When the missing data pattern is close to monotone, convergence may be speeded by visiting the columns in increasing order of the number of missing data. We can specify this order by the monotone keyword as

imp.int2 <- mice(boys, m = 1, maxit = 1, vis =  "monotone",
                 meth = imp.int$meth, pred = imp.int$pred,
                 seed = 23390)

 iter imp variable
  1   1  reg  wgt  hgt  hc  wgt.hc  gen  phb  tv

6.5.2 Convergence

Mean and standard deviation of the synthetic values plotted against iteration number for the imputed nhanes data.

Figure 6.7: Mean and standard deviation of the synthetic values plotted against iteration number for the imputed nhanes data.

There is no clear-cut method for determining when the MICE algorithm has converged. It is useful to plot one or more parameters against the iteration number. The mean and variance of the imputations for each parallel stream can be plotted by

imp <- mice(nhanes, seed = 62006, maxit = 20, print = FALSE)
plot(imp)

which produces Figure 6.7. On convergence, the different streams should be freely intermingled with one another, without showing any definite trends. Convergence is diagnosed when the variance between different sequences is no larger than the variance within each individual sequence. Inspection of the streams may reveal particular problems of the imputation model. A pathological case of non-convergence occurs with the following code:

meth <- make.method(boys)
meth["bmi"] <- "~I(wgt / (hgt / 100)^2)"
imp.bmi1 <- mice(boys, meth = meth, maxit = 20,
                 print = FALSE, seed = 60109)
Non-convergence of the MICE algorithm caused by feedback of bmi into hgt and wgt.
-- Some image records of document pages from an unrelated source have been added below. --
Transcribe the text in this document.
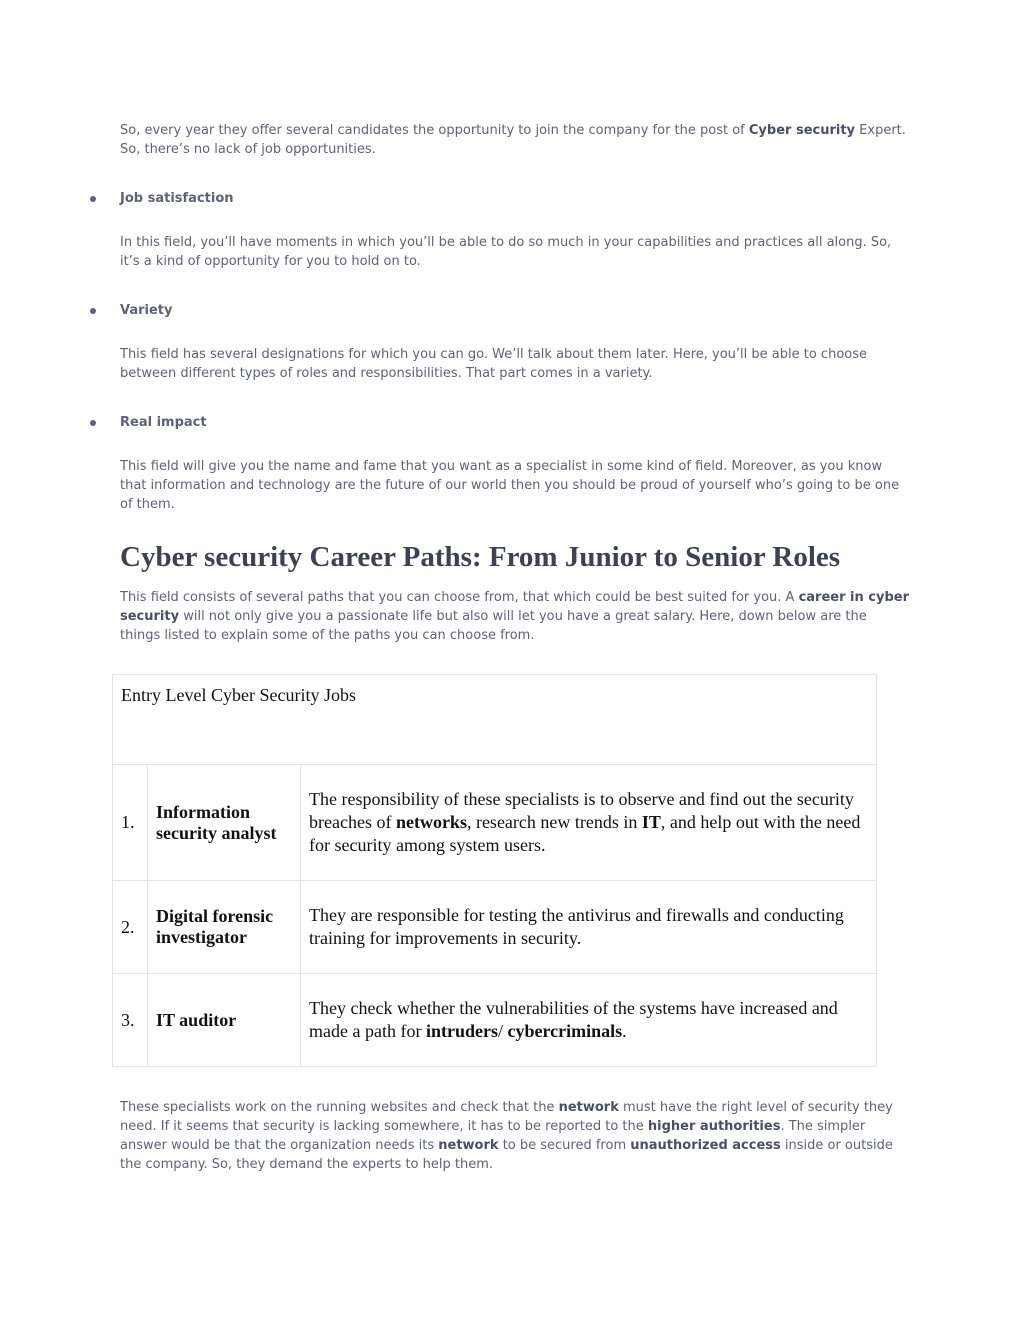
So, every year they offer several candidates the opportunity to join the company for the post of Cyber security Expert. So, there’s no lack of job opportunities.

Job satisfaction

In this field, you’ll have moments in which you’ll be able to do so much in your capabilities and practices all along. So, it’s a kind of opportunity for you to hold on to.

Variety

This field has several designations for which you can go. We’ll talk about them later. Here, you’ll be able to choose between different types of roles and responsibilities. That part comes in a variety.

Real impact

This field will give you the name and fame that you want as a specialist in some kind of field. Moreover, as you know that information and technology are the future of our world then you should be proud of yourself who’s going to be one of them.

Cyber security Career Paths: From Junior to Senior Roles

This field consists of several paths that you can choose from, that which could be best suited for you. A career in cyber security will not only give you a passionate life but also will let you have a great salary. Here, down below are the things listed to explain some of the paths you can choose from.

Entry Level Cyber Security Jobs		
1.	Information security analyst	The responsibility of these specialists is to observe and find out the security breaches of networks, research new trends in IT, and help out with the need for security among system users.
2.	Digital forensic investigator	They are responsible for testing the antivirus and firewalls and conducting training for improvements in security.
3.	IT auditor	They check whether the vulnerabilities of the systems have increased and made a path for intruders/ cybercriminals.

These specialists work on the running websites and check that the network must have the right level of security they need. If it seems that security is lacking somewhere, it has to be reported to the higher authorities. The simpler answer would be that the organization needs its network to be secured from unauthorized access inside or outside the company. So, they demand the experts to help them.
Figure 6.8: Non-convergence of the MICE algorithm caused by feedback of bmi into hgt and wgt.

Convergence is problematic here because imputations of bmi feed back into hgt and wgt. Figure 6.8 shows that the streams hardly mix and slowly resolve into a steady state. The problem is solved by breaking the feedback loop as follows:

pred <- make.predictorMatrix(boys)
pred[c("hgt", "wgt"), "bmi"] <- 0
imp.bmi2 <- mice(boys, meth = meth, pred = pred, maxit = 20,
                 print = FALSE, seed = 60109)
Healthy convergence of the MICE algorithm for hgt, wgt and bmi.

Figure 6.9: Healthy convergence of the MICE algorithm for hgt, wgt and bmi.
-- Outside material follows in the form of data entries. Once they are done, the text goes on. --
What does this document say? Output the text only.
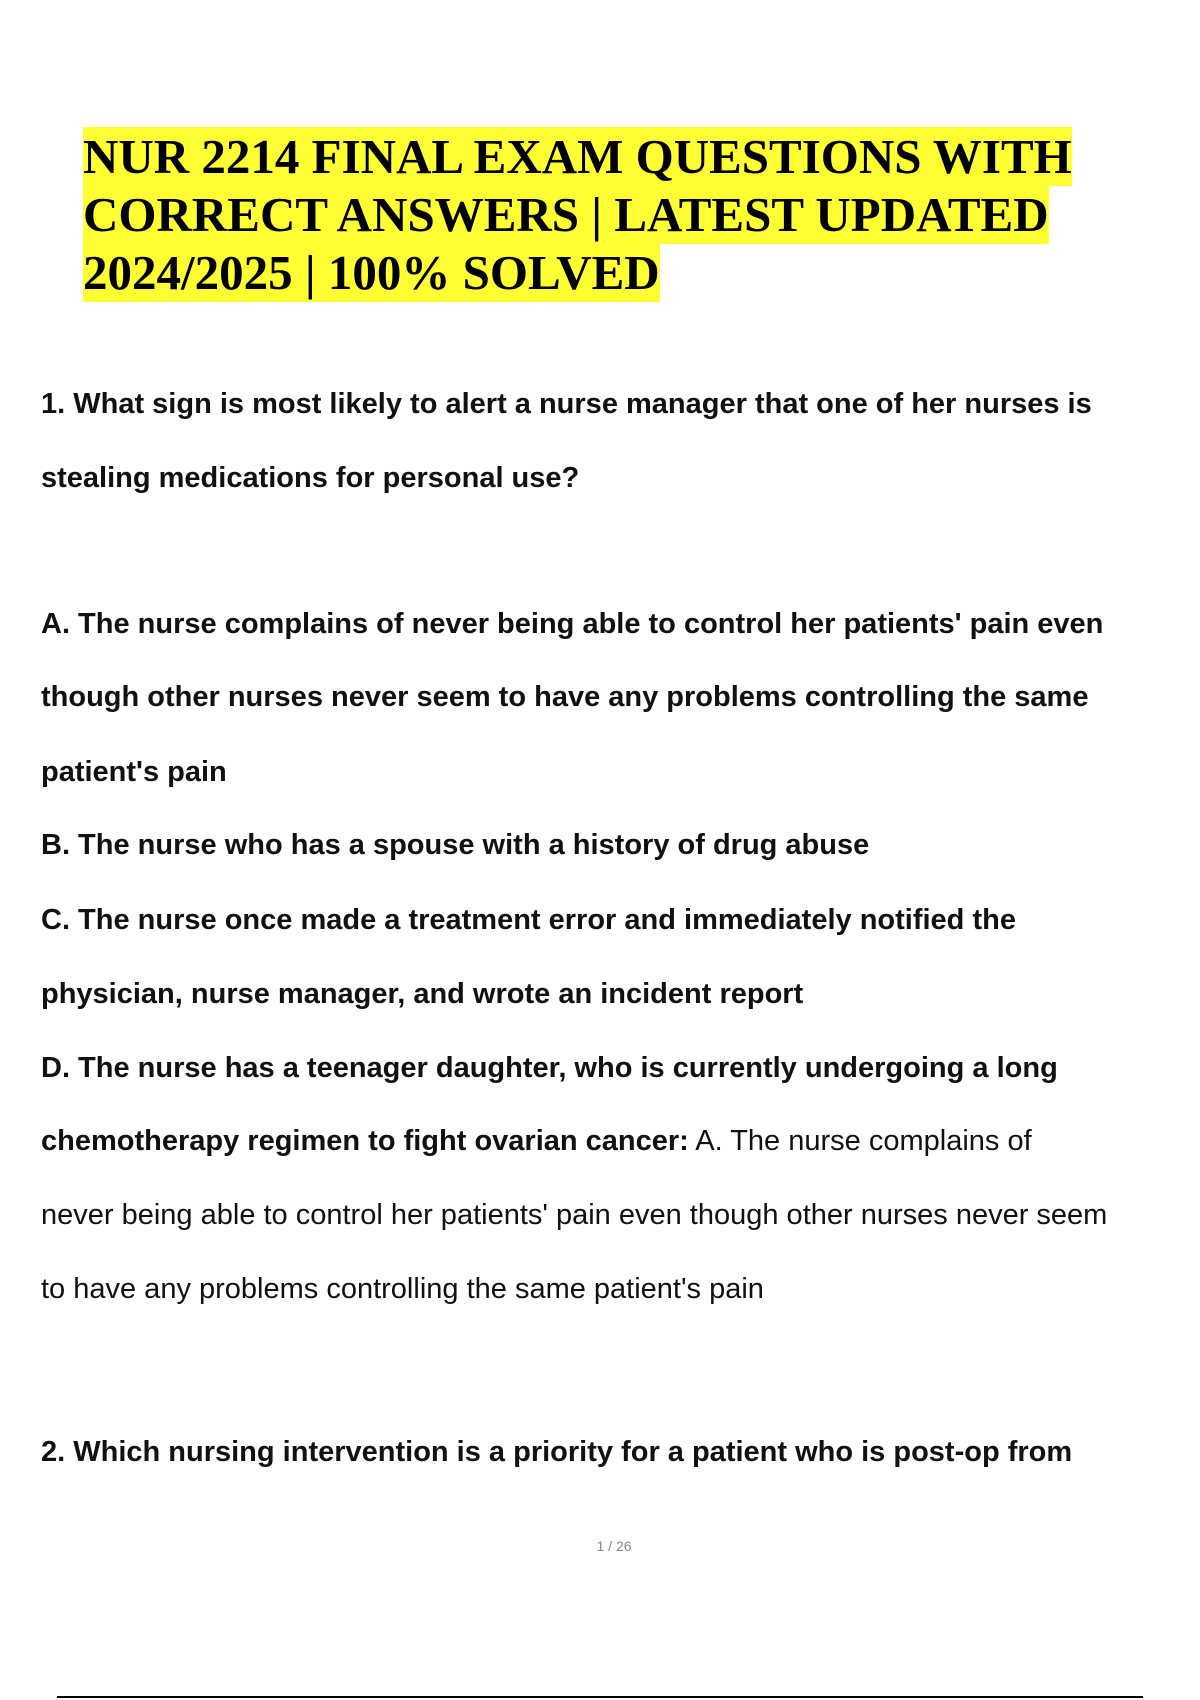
NUR 2214 FINAL EXAM QUESTIONS WITH CORRECT ANSWERS | LATEST UPDATED 2024/2025 | 100% SOLVED

1. What sign is most likely to alert a nurse manager that one of her nurses is

stealing medications for personal use?

A. The nurse complains of never being able to control her patients' pain even

though other nurses never seem to have any problems controlling the same

patient's pain

B. The nurse who has a spouse with a history of drug abuse

C. The nurse once made a treatment error and immediately notified the

physician, nurse manager, and wrote an incident report

D. The nurse has a teenager daughter, who is currently undergoing a long

chemotherapy regimen to fight ovarian cancer: A. The nurse complains of

never being able to control her patients' pain even though other nurses never seem

to have any problems controlling the same patient's pain

2. Which nursing intervention is a priority for a patient who is post-op from

1 / 26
Figure 6.9 is the resulting plot for the same three variables. There is little trend and the streams mingle well.

The default plot() function for mids objects plots the mean and variance of the imputations. While these parameters are informative for the behavior of the MICE algorithm, they may not always be the parameter of greatest interest. It is easy to replace the mean and variance by other parameters, and monitor these. Schafer (1997, 129–31) suggested monitoring the “worst linear function” of the model parameters, i.e., a combination of parameters that will experience the most problematic convergence. If convergence can be established for this parameter, then it is likely that convergence will also be achieved for parameters that converge faster. Alternatively, we may monitor some statistic of scientific interest, e.g., a correlation or a proportion. See Sections 4.5.7 (Pearson correlation) and 9.4.3 (Kendall’s \(\tau\)) for examples.
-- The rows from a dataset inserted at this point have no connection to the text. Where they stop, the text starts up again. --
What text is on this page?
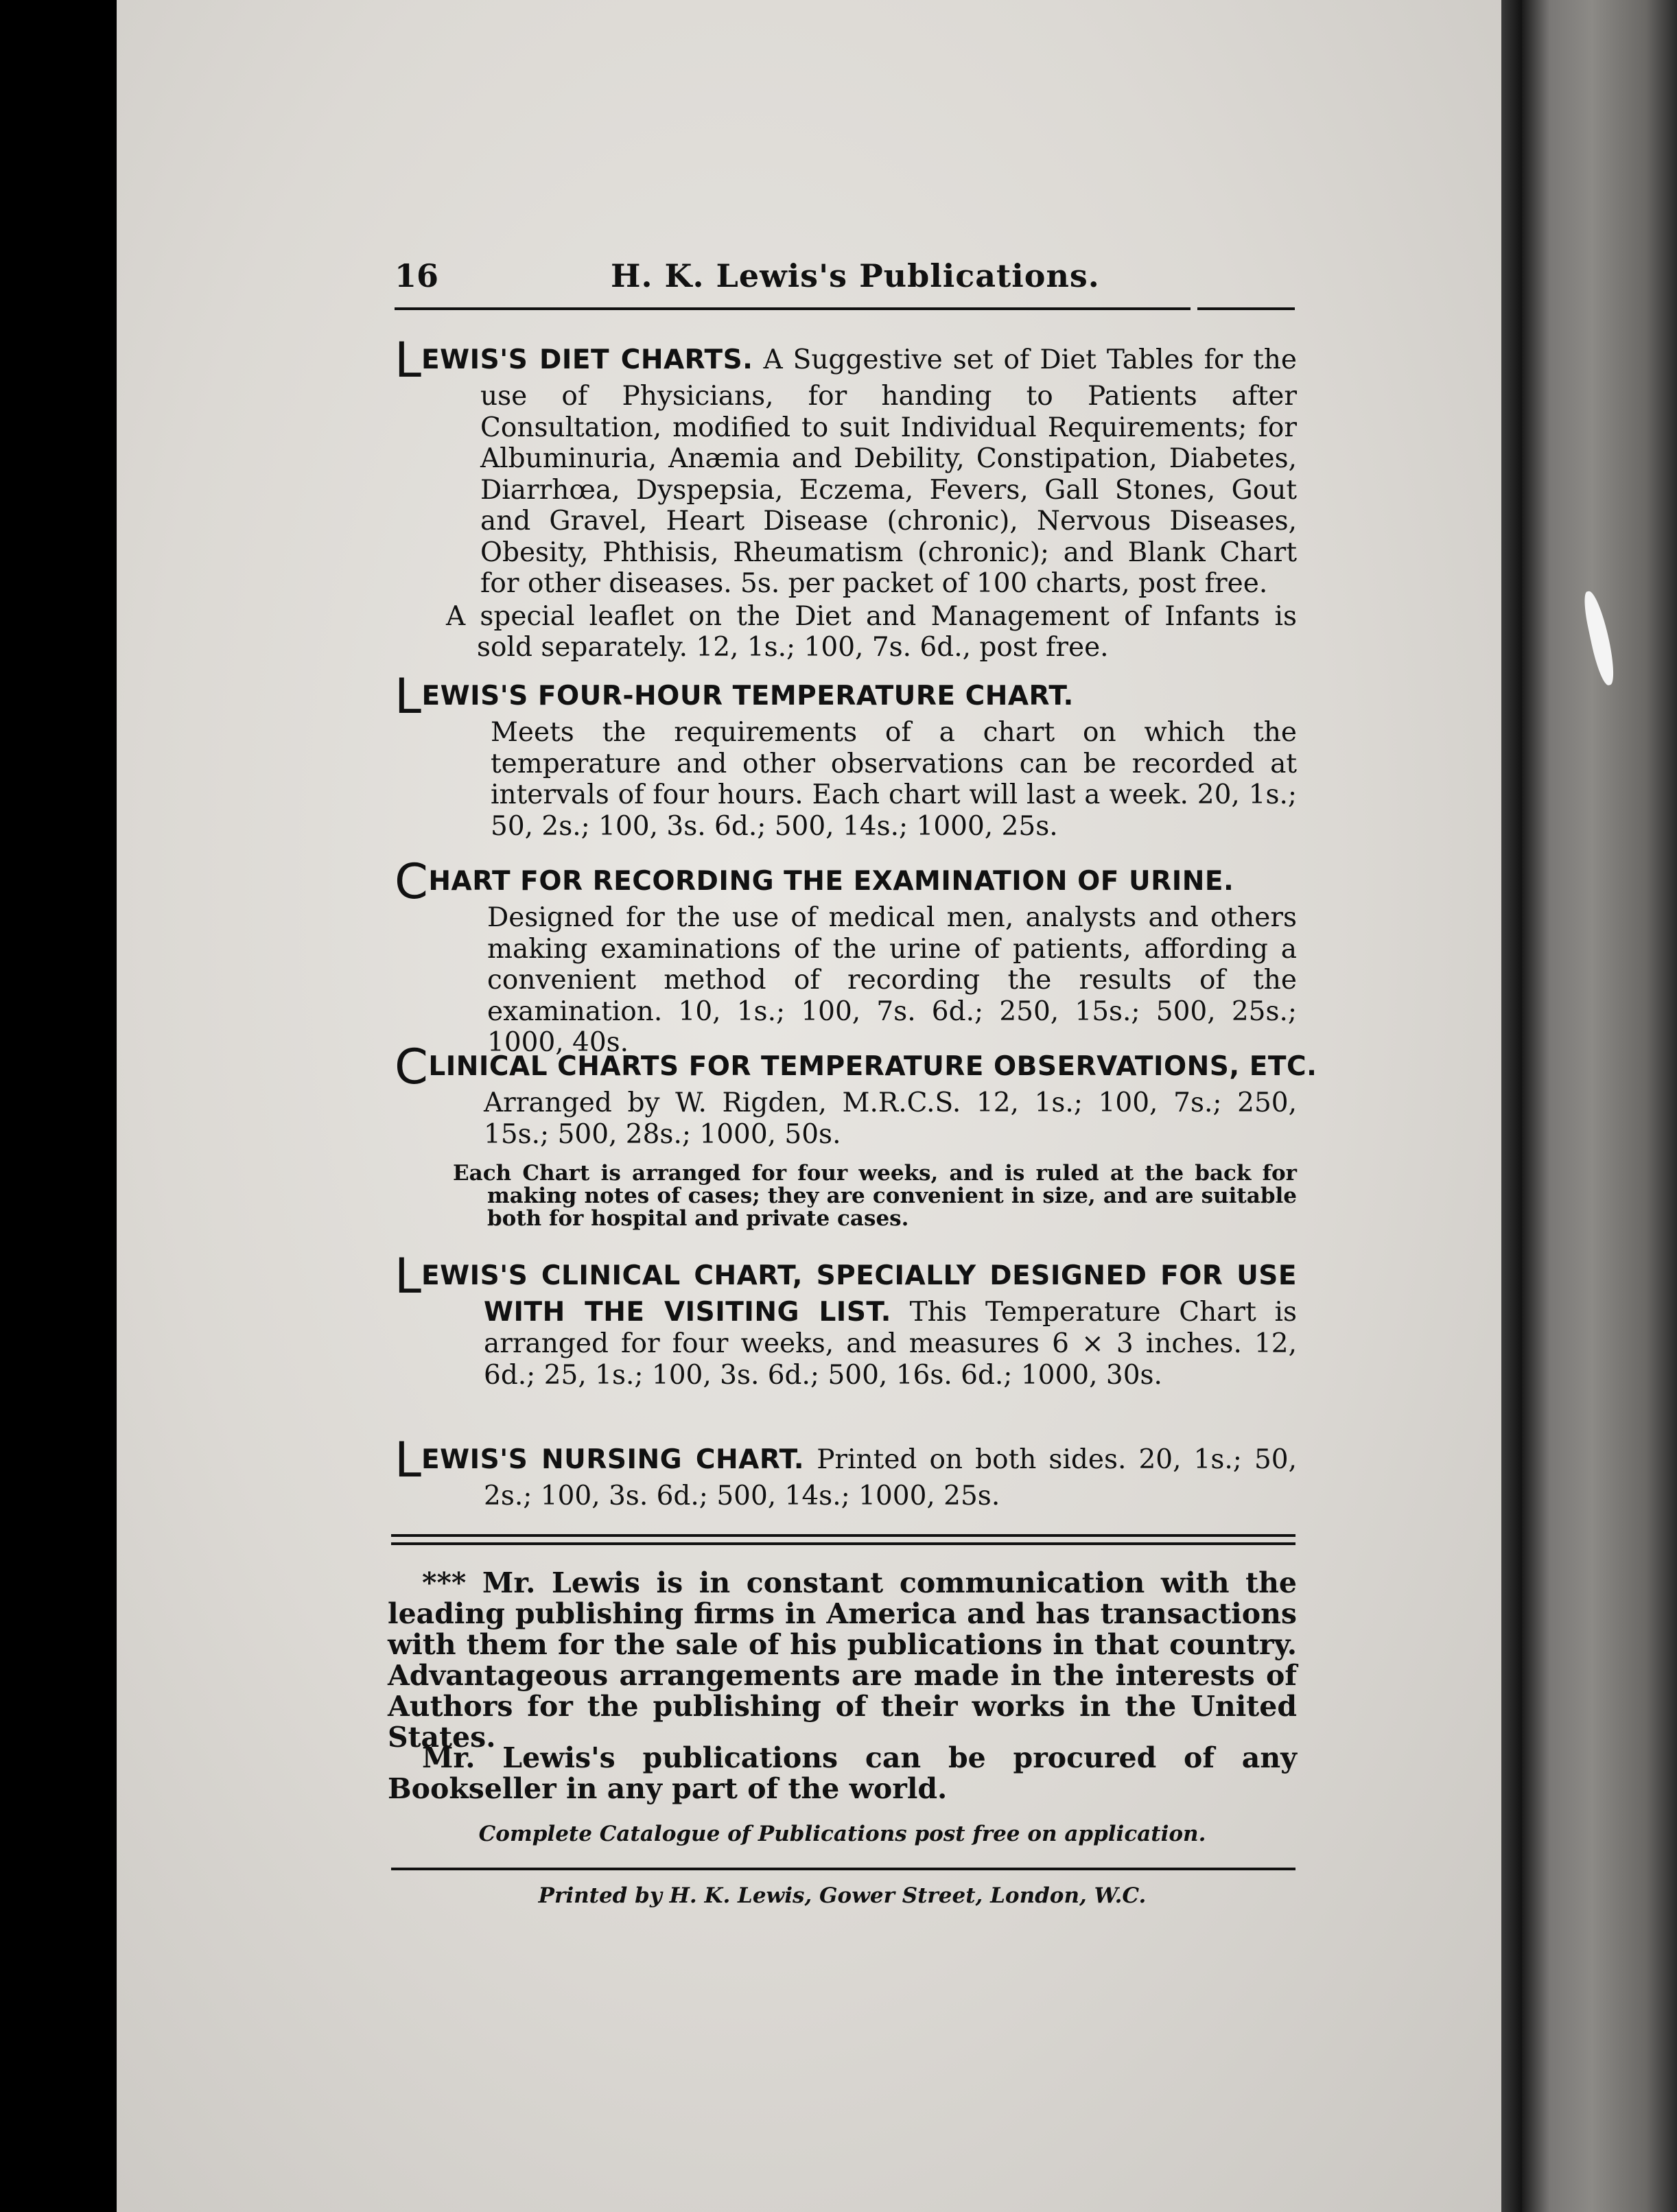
16	H. K. Lewis's Publications.
LEWIS'S DIET CHARTS. A Suggestive set of Diet Tables for the use of Physicians, for handing to Patients after Consultation, modified to suit Individual Requirements; for Albuminuria, Anæmia and Debility, Constipation, Diabetes, Diarrhœa, Dyspepsia, Eczema, Fevers, Gall Stones, Gout and Gravel, Heart Disease (chronic), Nervous Diseases, Obesity, Phthisis, Rheumatism (chronic); and Blank Chart for other diseases. 5s. per packet of 100 charts, post free.
A special leaflet on the Diet and Management of Infants is sold separately. 12, 1s.; 100, 7s. 6d., post free.
LEWIS'S FOUR-HOUR TEMPERATURE CHART.
Meets the requirements of a chart on which the temperature and other observations can be recorded at intervals of four hours. Each chart will last a week. 20, 1s.; 50, 2s.; 100, 3s. 6d.; 500, 14s.; 1000, 25s.
CHART FOR RECORDING THE EXAMINATION OF URINE.
Designed for the use of medical men, analysts and others making examinations of the urine of patients, affording a convenient method of recording the results of the examination. 10, 1s.; 100, 7s. 6d.; 250, 15s.; 500, 25s.; 1000, 40s.
CLINICAL CHARTS FOR TEMPERATURE OBSERVATIONS, ETC.
Arranged by W. Rigden, M.R.C.S. 12, 1s.; 100, 7s.; 250, 15s.; 500, 28s.; 1000, 50s.
Each Chart is arranged for four weeks, and is ruled at the back for making notes of cases; they are convenient in size, and are suitable both for hospital and private cases.
LEWIS'S CLINICAL CHART, SPECIALLY DESIGNED FOR USE WITH THE VISITING LIST. This Temperature Chart is arranged for four weeks, and measures 6 × 3 inches. 12, 6d.; 25, 1s.; 100, 3s. 6d.; 500, 16s. 6d.; 1000, 30s.
LEWIS'S NURSING CHART. Printed on both sides. 20, 1s.; 50, 2s.; 100, 3s. 6d.; 500, 14s.; 1000, 25s.
*** Mr. Lewis is in constant communication with the leading publishing firms in America and has transactions with them for the sale of his publications in that country. Advantageous arrangements are made in the interests of Authors for the publishing of their works in the United States.
Mr. Lewis's publications can be procured of any Bookseller in any part of the world.
Complete Catalogue of Publications post free on application.
Printed by H. K. Lewis, Gower Street, London, W.C.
It is possible to use formal convergence statistics. Several expository reviews are available that assess convergence diagnostics for MCMC methods (Cowles and Carlin 1996; Brooks and Gelman 1998; El Adlouni, Favre, and Bobée 2006). Cowles and Carlin (1996) conclude that “automated convergence monitoring (as by a machine) is unsafe and should be avoided.” No method works best in all circumstances. The consensus is to assess convergence with a combination of tools. The added value of using a combination of convergence diagnostics for missing data imputation has not yet been systematically studied.